I don't usually go into deep-seeded details about my personal life here on this dear blog. School is enough of a topic as it is.
But today will be different. Today, I won't be ranting about school. Because sometimes, when we step back, we may realize that the important things we care about don't primarily lie with the books we spend all these hours with.
I'm 23 years old, but I've never experienced death.
I have never experienced the loss of a friend, nor have I learned how to deal with such a loss. But this changed this past weekend.
Death comes so swiftly. Too often, we think our young age connotates immortality. But, here's the thing. We're not invincible. Some of us can be plagued by sickness, by accidents, by unforeseen incidents that show us the realness of our mortality. And too often, the ones we love most, the ones we care for so dearly, swiftly leave the world without knowing how much we love them, how much we deeply cared for them.
This grad life is busy, I know. But sometimes, those assignments? They aren't the only things in the world that matter. There are people we love who matter to us. And so, tell them you love them. Please tell them. That you love them. One can never hear those words too often.
And when we lose a friend to death, the regret we feel knowing that we didn't say those words as often as we should have is a difficult reality to accept.
And so, I'll end this post with a message for a sweet, wonderful friend. A friend whose friendship I will forever remember and value.
My friend, I will miss you. For the rest of my life. I will remember you fondly, remember the years I've known you happy, and most importantly, healthy.
I'm so very sorry for not seeing you when I came home for Reading Week. The neurotic grad student in me thought she wouldn't have time to see all her friends, that she'd have time to see you the next time she came home from Queen's. I'm sorry for cancelling, friend. I'm so very sorry.

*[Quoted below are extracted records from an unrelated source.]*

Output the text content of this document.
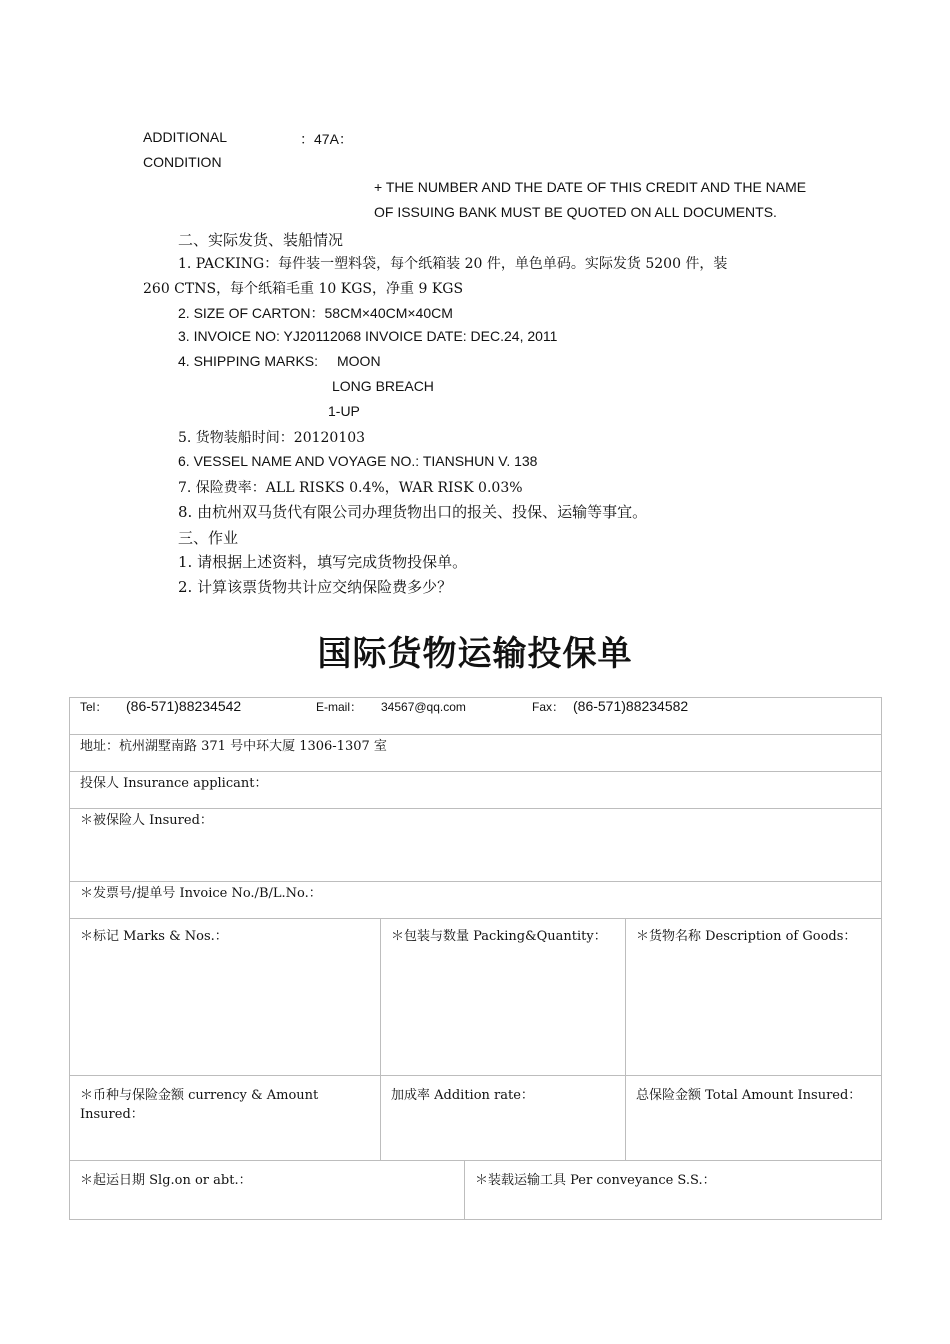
ADDITIONAL
CONDITION
：47A：
+ THE NUMBER AND THE DATE OF THIS CREDIT AND THE NAME
OF ISSUING BANK MUST BE QUOTED ON ALL DOCUMENTS.
二、实际发货、装船情况
1. PACKING：每件装一塑料袋，每个纸箱装 20 件，单色单码。实际发货 5200 件，装
260 CTNS，每个纸箱毛重 10 KGS，净重 9 KGS
2. SIZE OF CARTON：58CM×40CM×40CM
3. INVOICE NO: YJ20112068 INVOICE DATE: DEC.24, 2011
4. SHIPPING MARKS: MOON
LONG BREACH
1-UP
5. 货物装船时间：20120103
6. VESSEL NAME AND VOYAGE NO.: TIANSHUN V. 138
7. 保险费率：ALL RISKS 0.4%，WAR RISK 0.03%
8. 由杭州双马货代有限公司办理货物出口的报关、投保、运输等事宜。
三、作业
1. 请根据上述资料，填写完成货物投保单。
2. 计算该票货物共计应交纳保险费多少？
国际货物运输投保单
Tel： (86-571)88234542 E-mail： 34567@qq.com Fax： (86-571)88234582			
地址：杭州湖墅南路 371 号中环大厦 1306-1307 室			
投保人 Insurance applicant：			
＊被保险人 Insured：			
＊发票号/提单号 Invoice No./B/L.No.：			
＊标记 Marks & Nos.：	＊包装与数量 Packing&Quantity：		＊货物名称 Description of Goods：
＊币种与保险金额 currency & Amount Insured：	加成率 Addition rate：		总保险金额 Total Amount Insured：
＊起运日期 Slg.on or abt.：		＊装载运输工具 Per conveyance S.S.：	
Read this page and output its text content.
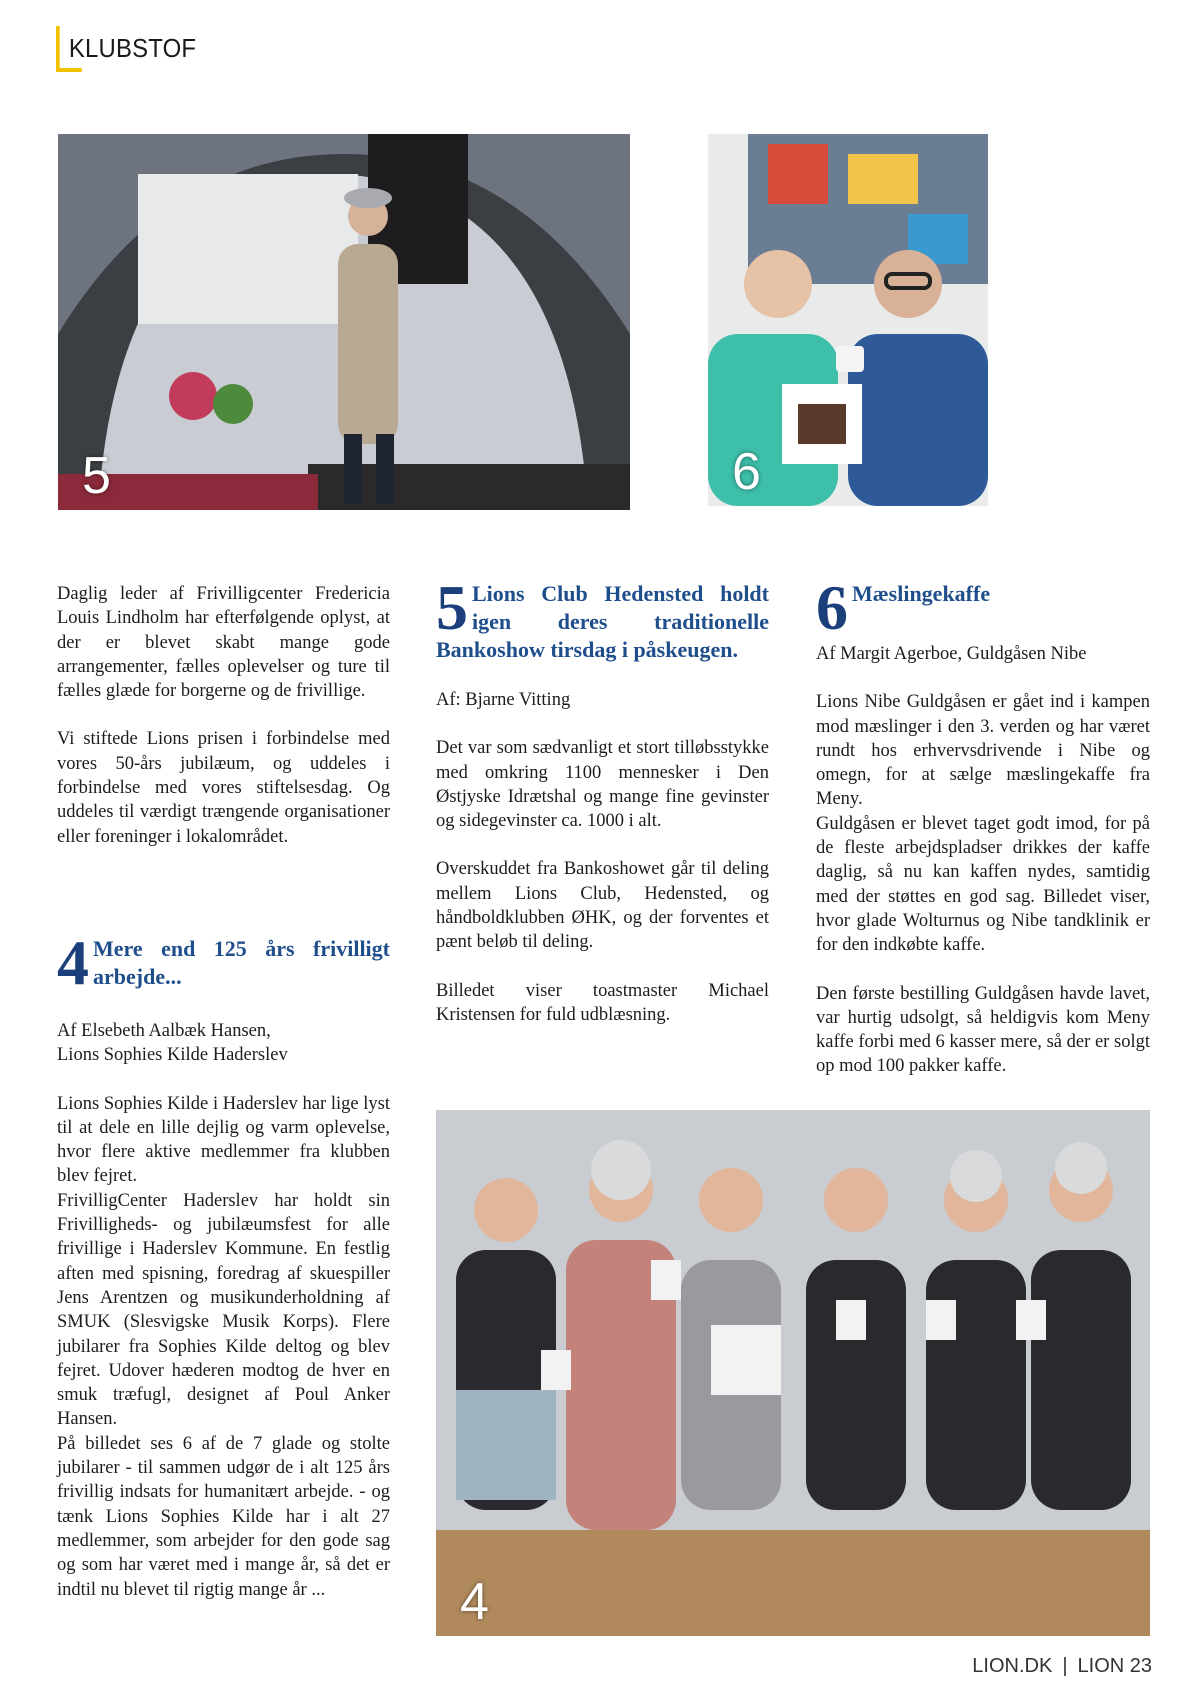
KLUBSTOF
5	6
4

Daglig leder af Frivilligcenter Fredericia Louis Lindholm har efterfølgende oplyst, at der er blevet skabt mange gode arrangementer, fælles oplevelser og ture til fælles glæde for borgerne og de frivillige.

Vi stiftede Lions prisen i forbindelse med vores 50-års jubilæum, og uddeles i forbindelse med vores stiftelsesdag. Og uddeles til værdigt trængende organisationer eller foreninger i lokalområdet.

4 Mere end 125 års frivilligt arbejde...

Af Elsebeth Aalbæk Hansen,

Lions Sophies Kilde Haderslev

Lions Sophies Kilde i Haderslev har lige lyst til at dele en lille dejlig og varm oplevelse, hvor flere aktive medlemmer fra klubben blev fejret.

FrivilligCenter Haderslev har holdt sin Frivilligheds- og jubilæumsfest for alle frivillige i Haderslev Kommune. En festlig aften med spisning, foredrag af skuespiller Jens Arentzen og musikunderholdning af SMUK (Slesvigske Musik Korps). Flere jubilarer fra Sophies Kilde deltog og blev fejret. Udover hæderen modtog de hver en smuk træfugl, designet af Poul Anker Hansen.

På billedet ses 6 af de 7 glade og stolte jubilarer - til sammen udgør de i alt 125 års frivillig indsats for humanitært arbejde. - og tænk Lions Sophies Kilde har i alt 27 medlemmer, som arbejder for den gode sag og som har været med i mange år, så det er indtil nu blevet til rigtig mange år ...

5 Lions Club Hedensted holdt igen deres traditionelle Bankoshow tirsdag i påskeugen.

Af: Bjarne Vitting

Det var som sædvanligt et stort tilløbsstykke med omkring 1100 mennesker i Den Østjyske Idrætshal og mange fine gevinster og sidegevinster ca. 1000 i alt.

Overskuddet fra Bankoshowet går til deling mellem Lions Club, Hedensted, og håndboldklubben ØHK, og der forventes et pænt beløb til deling.

Billedet viser toastmaster Michael Kristensen for fuld udblæsning.

6 Mæslingekaffe

Af Margit Agerboe, Guldgåsen Nibe

Lions Nibe Guldgåsen er gået ind i kampen mod mæslinger i den 3. verden og har været rundt hos erhvervsdrivende i Nibe og omegn, for at sælge mæslingekaffe fra Meny.

Guldgåsen er blevet taget godt imod, for på de fleste arbejdspladser drikkes der kaffe daglig, så nu kan kaffen nydes, samtidig med der støttes en god sag. Billedet viser, hvor glade Wolturnus og Nibe tandklinik er for den indkøbte kaffe.

Den første bestilling Guldgåsen havde lavet, var hurtig udsolgt, så heldigvis kom Meny kaffe forbi med 6 kasser mere, så der er solgt op mod 100 pakker kaffe.

LION.DK | LION 23
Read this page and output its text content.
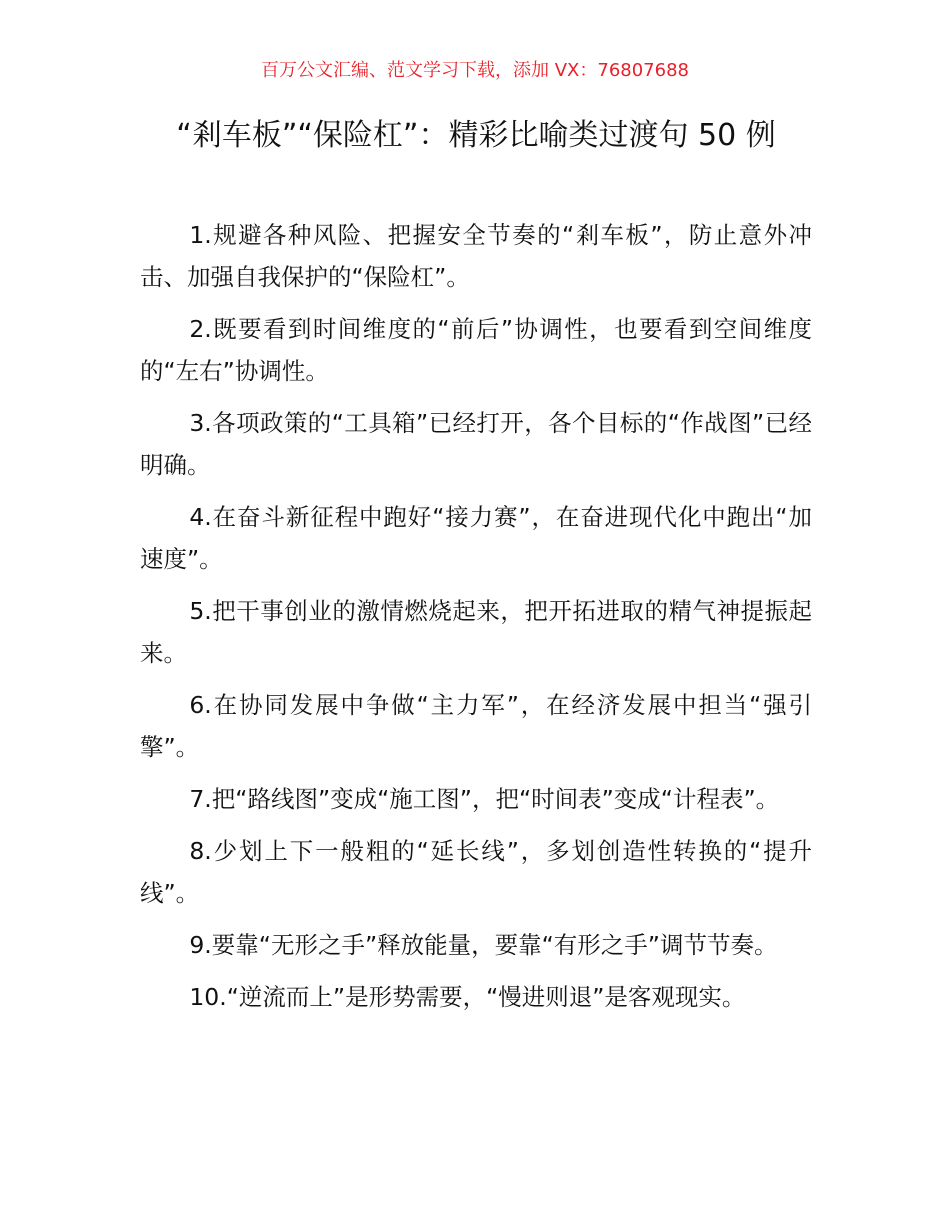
百万公文汇编、范文学习下载，添加 VX：76807688
“剎车板”“保险杠”：精彩比喻类过渡句 50 例

1.规避各种风险、把握安全节奏的“剎车板”，防止意外冲击、加强自我保护的“保险杠”。

2.既要看到时间维度的“前后”协调性，也要看到空间维度的“左右”协调性。

3.各项政策的“工具箱”已经打开，各个目标的“作战图”已经明确。

4.在奋斗新征程中跑好“接力赛”，在奋进现代化中跑出“加速度”。

5.把干事创业的激情燃烧起来，把开拓进取的精气神提振起来。

6.在协同发展中争做“主力军”，在经济发展中担当“强引擎”。

7.把“路线图”变成“施工图”，把“时间表”变成“计程表”。

8.少划上下一般粗的“延长线”，多划创造性转换的“提升线”。

9.要靠“无形之手”释放能量，要靠“有形之手”调节节奏。

10.“逆流而上”是形势需要，“慢进则退”是客观现实。
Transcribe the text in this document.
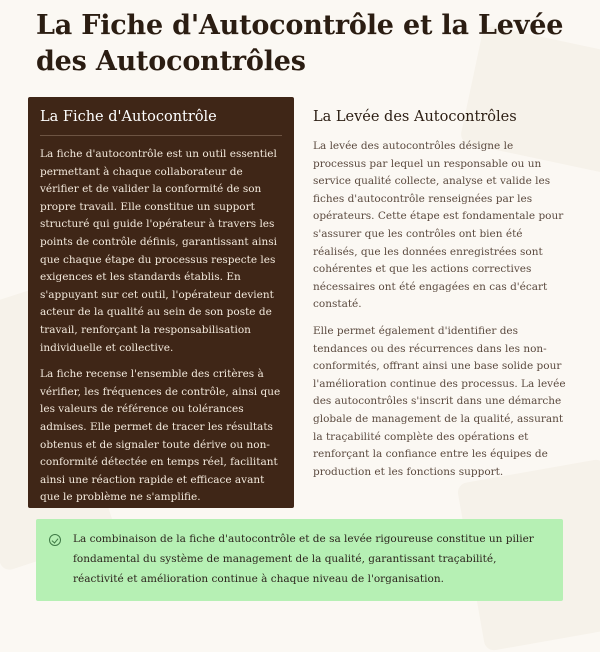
La Fiche d'Autocontrôle et la Levée des Autocontrôles
La Fiche d'Autocontrôle

La fiche d'autocontrôle est un outil essentiel permettant à chaque collaborateur de vérifier et de valider la conformité de son propre travail. Elle constitue un support structuré qui guide l'opérateur à travers les points de contrôle définis, garantissant ainsi que chaque étape du processus respecte les exigences et les standards établis. En s'appuyant sur cet outil, l'opérateur devient acteur de la qualité au sein de son poste de travail, renforçant la responsabilisation individuelle et collective.

La fiche recense l'ensemble des critères à vérifier, les fréquences de contrôle, ainsi que les valeurs de référence ou tolérances admises. Elle permet de tracer les résultats obtenus et de signaler toute dérive ou non-conformité détectée en temps réel, facilitant ainsi une réaction rapide et efficace avant que le problème ne s'amplifie.

La Levée des Autocontrôles

La levée des autocontrôles désigne le processus par lequel un responsable ou un service qualité collecte, analyse et valide les fiches d'autocontrôle renseignées par les opérateurs. Cette étape est fondamentale pour s'assurer que les contrôles ont bien été réalisés, que les données enregistrées sont cohérentes et que les actions correctives nécessaires ont été engagées en cas d'écart constaté.

Elle permet également d'identifier des tendances ou des récurrences dans les non-conformités, offrant ainsi une base solide pour l'amélioration continue des processus. La levée des autocontrôles s'inscrit dans une démarche globale de management de la qualité, assurant la traçabilité complète des opérations et renforçant la confiance entre les équipes de production et les fonctions support.

La combinaison de la fiche d'autocontrôle et de sa levée rigoureuse constitue un pilier fondamental du système de management de la qualité, garantissant traçabilité, réactivité et amélioration continue à chaque niveau de l'organisation.
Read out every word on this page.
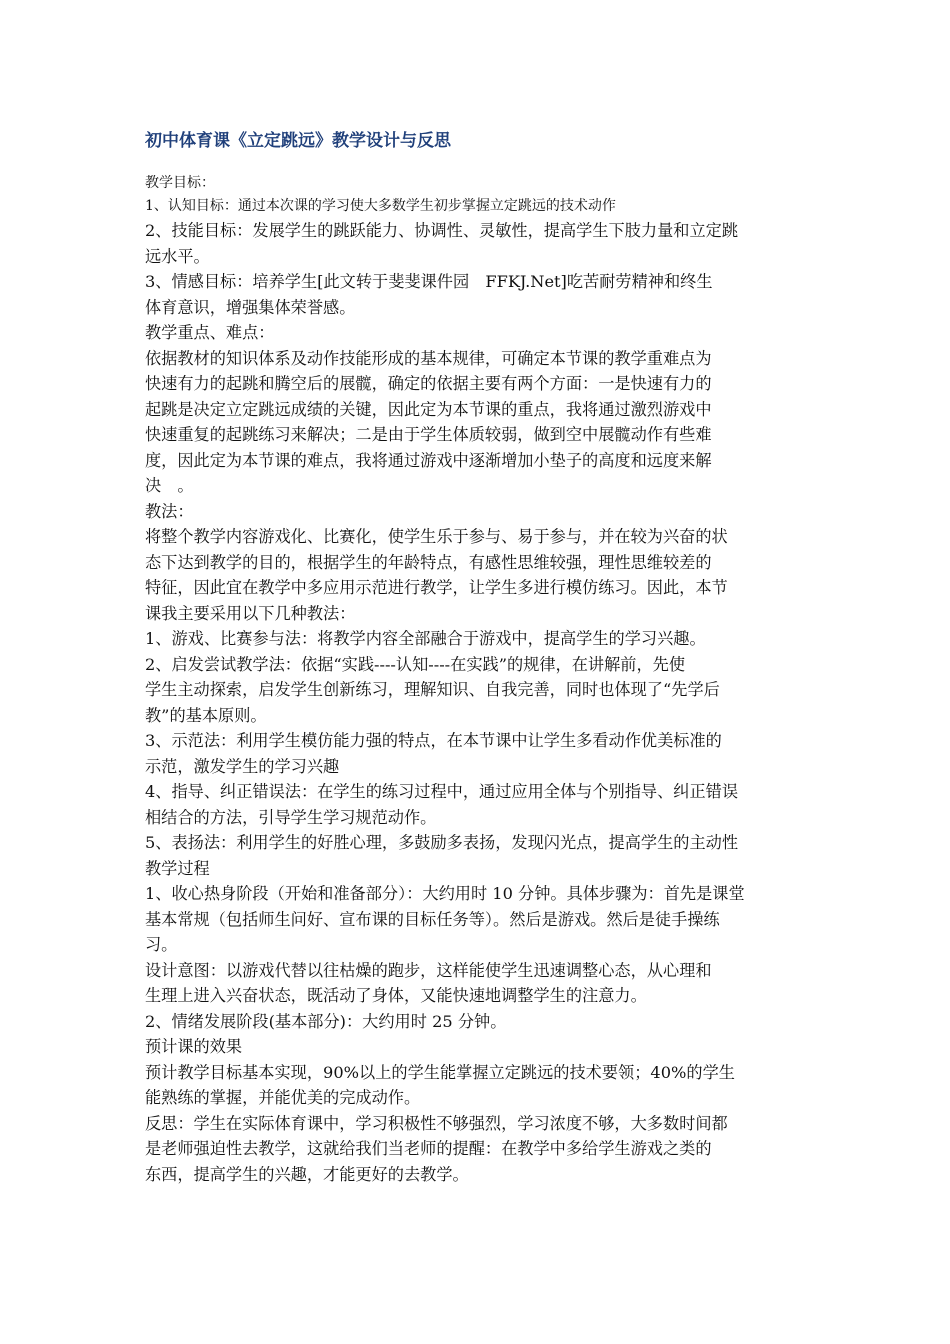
初中体育课《立定跳远》教学设计与反思

教学目标：

1、认知目标：通过本次课的学习使大多数学生初步掌握立定跳远的技术动作

2、技能目标：发展学生的跳跃能力、协调性、灵敏性，提高学生下肢力量和立定跳

远水平。

3、情感目标：培养学生[此文转于斐斐课件园　FFKJ.Net]吃苦耐劳精神和终生

体育意识，增强集体荣誉感。

教学重点、难点：

依据教材的知识体系及动作技能形成的基本规律，可确定本节课的教学重难点为

快速有力的起跳和腾空后的展髋，确定的依据主要有两个方面：一是快速有力的

起跳是决定立定跳远成绩的关键，因此定为本节课的重点，我将通过激烈游戏中

快速重复的起跳练习来解决；二是由于学生体质较弱，做到空中展髋动作有些难

度，因此定为本节课的难点，我将通过游戏中逐渐增加小垫子的高度和远度来解

决　。

教法：

将整个教学内容游戏化、比赛化，使学生乐于参与、易于参与，并在较为兴奋的状

态下达到教学的目的，根据学生的年龄特点，有感性思维较强，理性思维较差的

特征，因此宜在教学中多应用示范进行教学，让学生多进行模仿练习。因此，本节

课我主要采用以下几种教法：

1、游戏、比赛参与法：将教学内容全部融合于游戏中，提高学生的学习兴趣。

2、启发尝试教学法：依据“实践----认知----在实践”的规律，在讲解前，先使

学生主动探索，启发学生创新练习，理解知识、自我完善，同时也体现了“先学后

教”的基本原则。

3、示范法：利用学生模仿能力强的特点，在本节课中让学生多看动作优美标准的

示范，激发学生的学习兴趣

4、指导、纠正错误法：在学生的练习过程中，通过应用全体与个别指导、纠正错误

相结合的方法，引导学生学习规范动作。

5、表扬法：利用学生的好胜心理，多鼓励多表扬，发现闪光点，提高学生的主动性

教学过程

1、收心热身阶段（开始和准备部分）：大约用时 10 分钟。具体步骤为：首先是课堂

基本常规（包括师生问好、宣布课的目标任务等）。然后是游戏。然后是徒手操练

习。

设计意图：以游戏代替以往枯燥的跑步，这样能使学生迅速调整心态，从心理和

生理上进入兴奋状态，既活动了身体，又能快速地调整学生的注意力。

2、情绪发展阶段(基本部分)：大约用时 25 分钟。

预计课的效果

预计教学目标基本实现，90%以上的学生能掌握立定跳远的技术要领；40%的学生

能熟练的掌握，并能优美的完成动作。

反思：学生在实际体育课中，学习积极性不够强烈，学习浓度不够，大多数时间都

是老师强迫性去教学，这就给我们当老师的提醒：在教学中多给学生游戏之类的

东西，提高学生的兴趣，才能更好的去教学。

And I'm sorry that we didn't have a chance to ride the #38 bus together one last time, to wait for that perpetually tardy #38 bus one last time, to complain about how we always lose our GO train tickets, how we hate admitting we watch Gossip Girl and yet we still do. And I'm sorry that we didn't have the chance to go shopping, or to discuss how Glee has gone downhill, or bunk at Muskoka together again, or go to Booster Juice, or figure out just how Blair Waldorf stays so fabulous, or to just, you know, wear our red heels simultaneously on the same Sunday morning all over again. And, most importantly, I'm sorry that I let this busy grad life think I was too busy to catch up with you. With all of you. For this, I'm sorry. I'm very sorry. And I will forever regret being too engrossed in school to think about what was going on back home.
I'll remember you, always. And I will forever treasure my favourite memories with you. Because, really? Five hour band practices? Fish and chips? The gas station with the "only Asian in Northern Ontario"? Plunging the toilet for the first time in our Muskoka cabin? Getting lost in Northern Ontario trying to get to Muskoka? Oh, these good times. Friend, I'll never forget that weekend. We were attached at the hip, literally. And, in all seriousness, it was a pleasure leading Compass youth every week with you.
My dear friend, your friendship, your kindness meant very much to me, more than you will ever know. You lived a life that many would be proud of. And I'm so very happy that you're in the arms of a loving God as I write this blog post today.
And while this weekend was heartbreaking, we know we'll see you again one day. And when I do see you again, rest assured that we'll go over everything we missed out on. All the Glee, all the Blair Waldorf. We'll have eternity to discuss it all.
My dear friend, I will simply say that, I love you. From the bottom of my heart. Our five-year friendship touched my heart from the day we first met. And for the rest of my life, I will never, ever forget you. May you rest in peace.
"May The Lord bless you and keep you.
May the Lord make his face to shine upon you, and be gracious to you.
May the Lord lift up his countenance upon you, and give you peace."
- Numbers 6:24
"Memory is a way of holding onto the things you love, the things you are, the things you never want to lose."
- The Wonder Years
"Don't be dismayed by good-byes. A farewell is necessary before you can meet again. And meeting again after moments or a lifetime is certain for those who are friends."